Tauck is hoping to boost its trade relationships as it continues to expand its presence in the UK, following the appointment of Winston Churchill’s granddaughter as its brand ambassador.
Speaking in London last week, Tauck’s vice-president of global sales Steven Spivak said the line was focused on growing its UK business – with agents at the heart of it.
The line opened its first UK office in 2014, and during the past two years has been steadily expanding, creating a sales team of three and a reservation centre, and offering pricing in sterling rather than dollars.
It is now a member of Abta and has its own Atol, while Spivak said the line had also recently joined Aito.
“More than 90% of our business comes through the trade,” he said. “We are nothing without the trade.”
He added that the line’s new “agent certification programme”, which educates agents about the company, had proven particularly beneficial. “We’ve done three of them – two on river cruises and one in the Langham Hotel in London. We’re going to be doing another one in February in the Langham too, with another 50 agents.”
Tauck also launched a new “partner advisory board” in May, which Spivak said had helped the line better meet the needs of agents.
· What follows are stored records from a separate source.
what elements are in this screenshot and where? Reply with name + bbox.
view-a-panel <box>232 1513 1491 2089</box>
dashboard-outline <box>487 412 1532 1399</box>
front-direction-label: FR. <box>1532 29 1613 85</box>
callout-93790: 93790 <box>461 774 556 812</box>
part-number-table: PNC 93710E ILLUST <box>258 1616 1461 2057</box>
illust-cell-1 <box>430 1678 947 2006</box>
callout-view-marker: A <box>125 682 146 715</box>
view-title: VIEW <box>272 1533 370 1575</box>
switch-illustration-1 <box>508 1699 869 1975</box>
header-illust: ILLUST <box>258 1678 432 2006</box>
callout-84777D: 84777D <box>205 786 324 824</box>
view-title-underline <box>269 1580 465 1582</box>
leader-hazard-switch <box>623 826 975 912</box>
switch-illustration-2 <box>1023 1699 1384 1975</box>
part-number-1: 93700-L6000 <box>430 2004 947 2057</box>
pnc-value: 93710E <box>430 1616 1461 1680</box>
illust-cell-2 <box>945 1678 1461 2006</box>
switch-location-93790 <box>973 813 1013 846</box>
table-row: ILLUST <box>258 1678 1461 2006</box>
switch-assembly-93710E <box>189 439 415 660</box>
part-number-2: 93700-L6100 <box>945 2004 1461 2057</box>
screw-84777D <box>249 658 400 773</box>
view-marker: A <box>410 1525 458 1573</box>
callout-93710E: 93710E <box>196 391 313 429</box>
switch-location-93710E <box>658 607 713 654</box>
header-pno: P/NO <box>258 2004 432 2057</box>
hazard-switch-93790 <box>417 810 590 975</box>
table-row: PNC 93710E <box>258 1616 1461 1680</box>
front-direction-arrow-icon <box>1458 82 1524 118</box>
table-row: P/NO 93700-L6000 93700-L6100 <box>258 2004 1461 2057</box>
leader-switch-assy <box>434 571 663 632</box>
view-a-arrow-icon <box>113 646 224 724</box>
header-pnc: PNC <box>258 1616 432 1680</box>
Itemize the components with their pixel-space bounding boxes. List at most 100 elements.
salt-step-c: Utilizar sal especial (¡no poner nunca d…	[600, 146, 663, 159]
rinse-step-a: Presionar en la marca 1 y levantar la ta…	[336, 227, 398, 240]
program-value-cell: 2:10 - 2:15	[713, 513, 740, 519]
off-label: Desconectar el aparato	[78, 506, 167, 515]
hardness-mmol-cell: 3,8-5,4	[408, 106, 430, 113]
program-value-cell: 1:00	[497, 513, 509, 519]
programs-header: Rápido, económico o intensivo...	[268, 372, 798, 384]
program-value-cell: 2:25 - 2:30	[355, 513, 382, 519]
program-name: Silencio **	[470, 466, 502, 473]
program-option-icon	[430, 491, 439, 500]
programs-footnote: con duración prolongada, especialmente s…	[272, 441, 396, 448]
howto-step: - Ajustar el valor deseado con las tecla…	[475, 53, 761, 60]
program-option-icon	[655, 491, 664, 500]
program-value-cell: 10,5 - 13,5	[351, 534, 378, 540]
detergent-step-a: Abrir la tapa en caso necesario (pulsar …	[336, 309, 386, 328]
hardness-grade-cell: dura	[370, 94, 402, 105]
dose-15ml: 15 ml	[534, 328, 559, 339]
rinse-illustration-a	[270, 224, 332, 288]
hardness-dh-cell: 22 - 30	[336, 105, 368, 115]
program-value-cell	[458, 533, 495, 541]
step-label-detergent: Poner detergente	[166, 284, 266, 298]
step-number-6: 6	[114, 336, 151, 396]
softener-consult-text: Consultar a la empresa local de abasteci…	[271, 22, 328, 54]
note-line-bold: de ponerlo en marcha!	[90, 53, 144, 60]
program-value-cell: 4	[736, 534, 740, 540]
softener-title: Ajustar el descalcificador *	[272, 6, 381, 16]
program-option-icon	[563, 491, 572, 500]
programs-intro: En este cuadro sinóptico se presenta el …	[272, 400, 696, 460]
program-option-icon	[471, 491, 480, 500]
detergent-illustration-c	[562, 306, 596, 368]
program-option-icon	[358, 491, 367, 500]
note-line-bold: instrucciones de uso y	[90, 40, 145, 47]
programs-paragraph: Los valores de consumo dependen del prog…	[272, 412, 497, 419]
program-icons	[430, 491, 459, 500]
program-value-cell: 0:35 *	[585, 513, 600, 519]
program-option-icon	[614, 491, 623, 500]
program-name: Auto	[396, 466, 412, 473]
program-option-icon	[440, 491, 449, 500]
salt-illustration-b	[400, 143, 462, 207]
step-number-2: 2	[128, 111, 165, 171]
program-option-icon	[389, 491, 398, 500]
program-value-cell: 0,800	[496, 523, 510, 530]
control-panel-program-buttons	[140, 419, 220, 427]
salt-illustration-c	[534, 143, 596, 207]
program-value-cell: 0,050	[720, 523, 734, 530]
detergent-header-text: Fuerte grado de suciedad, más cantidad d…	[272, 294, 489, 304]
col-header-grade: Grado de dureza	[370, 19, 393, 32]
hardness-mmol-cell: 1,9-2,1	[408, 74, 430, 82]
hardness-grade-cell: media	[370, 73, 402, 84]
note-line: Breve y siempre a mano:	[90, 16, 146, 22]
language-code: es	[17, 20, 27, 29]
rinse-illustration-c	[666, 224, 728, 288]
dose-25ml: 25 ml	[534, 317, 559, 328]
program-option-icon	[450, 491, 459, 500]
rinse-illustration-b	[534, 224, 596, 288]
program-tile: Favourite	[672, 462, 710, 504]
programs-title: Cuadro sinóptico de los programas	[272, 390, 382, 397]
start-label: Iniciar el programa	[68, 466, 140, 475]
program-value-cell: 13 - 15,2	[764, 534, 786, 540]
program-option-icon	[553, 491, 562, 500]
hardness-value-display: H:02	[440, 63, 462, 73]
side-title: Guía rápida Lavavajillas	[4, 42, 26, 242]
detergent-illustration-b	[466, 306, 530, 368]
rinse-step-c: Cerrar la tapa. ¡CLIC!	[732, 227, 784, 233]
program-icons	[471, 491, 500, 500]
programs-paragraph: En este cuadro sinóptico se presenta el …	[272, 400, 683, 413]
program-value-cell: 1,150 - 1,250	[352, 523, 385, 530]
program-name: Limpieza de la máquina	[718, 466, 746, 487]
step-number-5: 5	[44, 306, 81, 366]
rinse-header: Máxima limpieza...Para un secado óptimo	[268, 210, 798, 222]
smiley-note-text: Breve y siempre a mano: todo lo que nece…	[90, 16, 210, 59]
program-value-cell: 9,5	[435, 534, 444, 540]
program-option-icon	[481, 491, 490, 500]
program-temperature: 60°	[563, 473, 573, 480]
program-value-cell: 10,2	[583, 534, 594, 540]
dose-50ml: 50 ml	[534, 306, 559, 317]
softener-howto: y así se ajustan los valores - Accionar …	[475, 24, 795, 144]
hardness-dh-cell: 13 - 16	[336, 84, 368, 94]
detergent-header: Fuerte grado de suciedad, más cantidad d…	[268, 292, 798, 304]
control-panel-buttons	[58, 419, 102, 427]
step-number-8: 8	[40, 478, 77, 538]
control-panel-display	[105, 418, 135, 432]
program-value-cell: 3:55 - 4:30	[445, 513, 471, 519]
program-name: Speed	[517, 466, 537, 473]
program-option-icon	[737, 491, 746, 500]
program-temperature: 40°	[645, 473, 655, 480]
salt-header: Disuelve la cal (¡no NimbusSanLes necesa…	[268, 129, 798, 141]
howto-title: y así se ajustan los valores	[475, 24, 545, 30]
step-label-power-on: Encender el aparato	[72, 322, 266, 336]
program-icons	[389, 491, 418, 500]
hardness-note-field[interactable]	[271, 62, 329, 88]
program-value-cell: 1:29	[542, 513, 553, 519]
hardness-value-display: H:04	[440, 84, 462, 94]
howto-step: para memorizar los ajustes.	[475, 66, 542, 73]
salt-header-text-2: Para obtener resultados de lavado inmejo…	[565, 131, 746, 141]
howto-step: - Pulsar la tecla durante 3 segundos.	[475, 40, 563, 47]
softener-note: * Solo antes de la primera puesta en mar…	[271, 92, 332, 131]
“We had 15 travel agency owners who came together for a meeting to discuss what they thought of us and what they thought we should be doing more of. It’s about us saying: ‘We don’t have all the answers – we want you to tell us’,” he told TTG.
Spivak said the results from it had been “amazing”. “It’s changed the course of everything that we do”.
The line will also be holding another advisory board meeting with the same agents at the Balmoral Hotel in Edinburgh later this year.
“The trade are everything to us,” Spivak added. “They can give us the endorsement which we could never get on our own.”
Spivak was speaking at an event to mark the news that Celia Sandys had become the line’s new brand ambassador (the two are pictured together above). She spoke of the holidays she took with her grandfather, and revealed that Churchill would have greatly enjoyed river cruising, had it been more common at the time.
“His favourite pastimes were painting and swimming, so anywhere that he could do both of these things were perfect holidays for him,” she added.